Similarly, if users try to access a service to which they have not logged in, the packets can be redirected to a server that
provides a service login screen.
The Layer 4 Redirect feature supports three types of redirection, which can be applied to subscriber sessions or to flows:
Initial redirection—Specified traffic is redirected for a specific duration of the time only, starting from when the feature
Periodic redirection—Specified traffic is periodically redirected. The traffic is redirected for a specified duration of
time. The redirection is then suspended for another specified duration. This cycle is repeated. During periodic redirect,
all new TCP connections are redirected until the duration of the redirect is over. After that time any new incoming TCP connections
will not be redirected. However, all existing TCP connections that were initiated during this redirection will still be redirected
so as not to break the connections.
Permanent redirection—Specified traffic is redirected to the specified server all the time.
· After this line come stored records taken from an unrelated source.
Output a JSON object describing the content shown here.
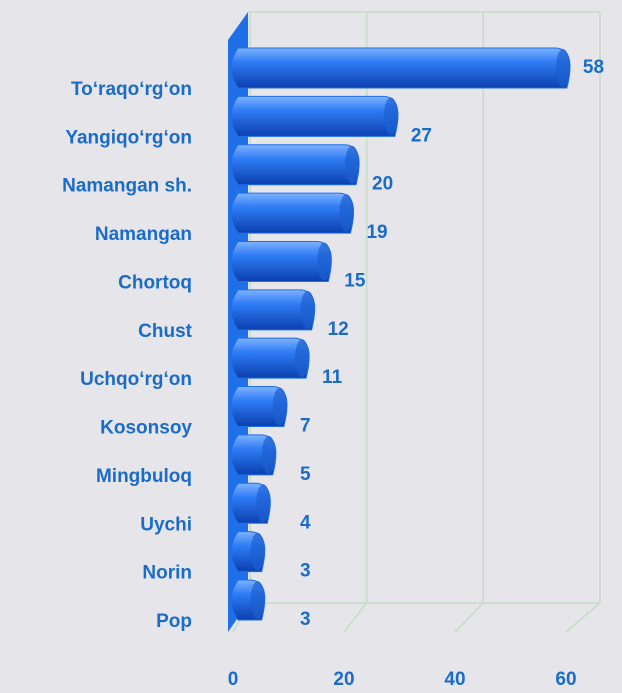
{
  "chart_data": {
    "type": "bar",
    "orientation": "horizontal",
    "categories": [
      "To‘raqo‘rg‘on",
      "Yangiqo‘rg‘on",
      "Namangan sh.",
      "Namangan",
      "Chortoq",
      "Chust",
      "Uchqo‘rg‘on",
      "Kosonsoy",
      "Mingbuloq",
      "Uychi",
      "Norin",
      "Pop"
    ],
    "values": [
      58,
      27,
      20,
      19,
      15,
      12,
      11,
      7,
      5,
      4,
      3,
      3
    ],
    "color": "#1f6fe8",
    "xlim": [
      0,
      60
    ],
    "xticks": [
      0,
      20,
      40,
      60
    ],
    "grid": true
  }
}
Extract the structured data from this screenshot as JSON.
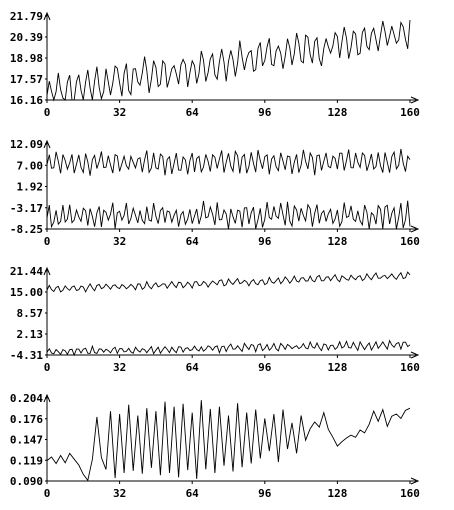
{
  "chart_data": [
    {
      "type": "line",
      "xlim": [
        0,
        160
      ],
      "ylim": [
        16.16,
        21.79
      ],
      "x_ticks": [
        "0",
        "32",
        "64",
        "96",
        "128",
        "160"
      ],
      "y_ticks": [
        "21.79",
        "20.39",
        "18.98",
        "17.57",
        "16.16"
      ],
      "series": [
        {
          "gen": {
            "n": 161,
            "base": 16.7,
            "trend": 4.0,
            "amp": 0.9,
            "period": 4.2,
            "noise": 0.45,
            "seed": 11
          }
        }
      ]
    },
    {
      "type": "line",
      "xlim": [
        0,
        160
      ],
      "ylim": [
        -8.25,
        12.09
      ],
      "x_ticks": [
        "0",
        "32",
        "64",
        "96",
        "128",
        "160"
      ],
      "y_ticks": [
        "12.09",
        "7.00",
        "1.92",
        "-3.17",
        "-8.25"
      ],
      "series": [
        {
          "gen": {
            "n": 161,
            "base": 7.6,
            "trend": 0.3,
            "amp": 2.3,
            "period": 3.3,
            "noise": 0.9,
            "seed": 23
          }
        },
        {
          "gen": {
            "n": 161,
            "base": -5.0,
            "trend": 0.0,
            "amp": 2.4,
            "period": 3.1,
            "noise": 1.2,
            "seed": 37
          }
        }
      ]
    },
    {
      "type": "line",
      "xlim": [
        0,
        160
      ],
      "ylim": [
        -4.31,
        21.44
      ],
      "x_ticks": [
        "0",
        "32",
        "64",
        "96",
        "128",
        "160"
      ],
      "y_ticks": [
        "21.44",
        "15.00",
        "8.57",
        "2.13",
        "-4.31"
      ],
      "series": [
        {
          "gen": {
            "n": 161,
            "base": 15.8,
            "trend": 4.2,
            "amp": 0.9,
            "period": 3.6,
            "noise": 0.4,
            "seed": 51
          }
        },
        {
          "gen": {
            "n": 161,
            "base": -3.2,
            "trend": 2.0,
            "amp": 1.0,
            "period": 3.2,
            "noise": 0.5,
            "seed": 67
          }
        }
      ]
    },
    {
      "type": "line",
      "xlim": [
        0,
        160
      ],
      "ylim": [
        0.09,
        0.204
      ],
      "x_ticks": [
        "0",
        "32",
        "64",
        "96",
        "128",
        "160"
      ],
      "y_ticks": [
        "0.204",
        "0.176",
        "0.147",
        "0.119",
        "0.090"
      ],
      "series": [
        {
          "x": [
            0,
            2,
            4,
            6,
            8,
            10,
            12,
            14,
            16,
            18,
            20,
            22,
            24,
            26,
            28,
            30,
            32,
            34,
            36,
            38,
            40,
            42,
            44,
            46,
            48,
            50,
            52,
            54,
            56,
            58,
            60,
            62,
            64,
            66,
            68,
            70,
            72,
            74,
            76,
            78,
            80,
            82,
            84,
            86,
            88,
            90,
            92,
            94,
            96,
            98,
            100,
            102,
            104,
            106,
            108,
            110,
            112,
            114,
            116,
            118,
            120,
            122,
            124,
            126,
            128,
            130,
            132,
            134,
            136,
            138,
            140,
            142,
            144,
            146,
            148,
            150,
            152,
            154,
            156,
            158,
            160
          ],
          "y": [
            0.118,
            0.123,
            0.114,
            0.125,
            0.115,
            0.128,
            0.12,
            0.112,
            0.099,
            0.091,
            0.12,
            0.178,
            0.122,
            0.106,
            0.186,
            0.094,
            0.182,
            0.101,
            0.195,
            0.104,
            0.18,
            0.1,
            0.19,
            0.108,
            0.186,
            0.098,
            0.199,
            0.101,
            0.192,
            0.095,
            0.196,
            0.105,
            0.184,
            0.093,
            0.201,
            0.106,
            0.189,
            0.101,
            0.192,
            0.111,
            0.18,
            0.103,
            0.197,
            0.109,
            0.184,
            0.114,
            0.188,
            0.121,
            0.176,
            0.131,
            0.182,
            0.116,
            0.188,
            0.134,
            0.17,
            0.128,
            0.18,
            0.146,
            0.162,
            0.171,
            0.164,
            0.184,
            0.161,
            0.15,
            0.138,
            0.144,
            0.149,
            0.153,
            0.15,
            0.16,
            0.156,
            0.168,
            0.186,
            0.172,
            0.188,
            0.165,
            0.179,
            0.182,
            0.176,
            0.187,
            0.19
          ]
        }
      ]
    }
  ]
}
A redirect server can be any server that is programmed to respond to the redirected packets. If ISG is used with a web portal,
unauthenticated subscribers can be sent automatically to a login page when they start a browser session. Web portal applications
can also redirect to service login pages, advertising pages, and message pages.
Redirected packets are sent to an individual redirect server or redirect server group that consists of one or more servers.
ISG selects one server from the group on a rotating basis to receive the redirected packets.
When traffic is redirected, ISG modifies the destination IP address and TCP port of upstream packets to reflect the destination
server. For downstream packets, ISG changes the source IP address and port to the original packet’s destination.
When traffic is selected by a policy map that includes a
redirection command, packets are fed back into the policy map classification scheme for a second service selection. The modified IP headers
can be subject to different classification criteria. For example, if two class maps exist, each with different
redirection commands, packets could be redirected, selected by the first class map, and redirected a second time. To avoid this situation,
configure traffic class maps so that two consecutive redirections cannot be applied to the same packet.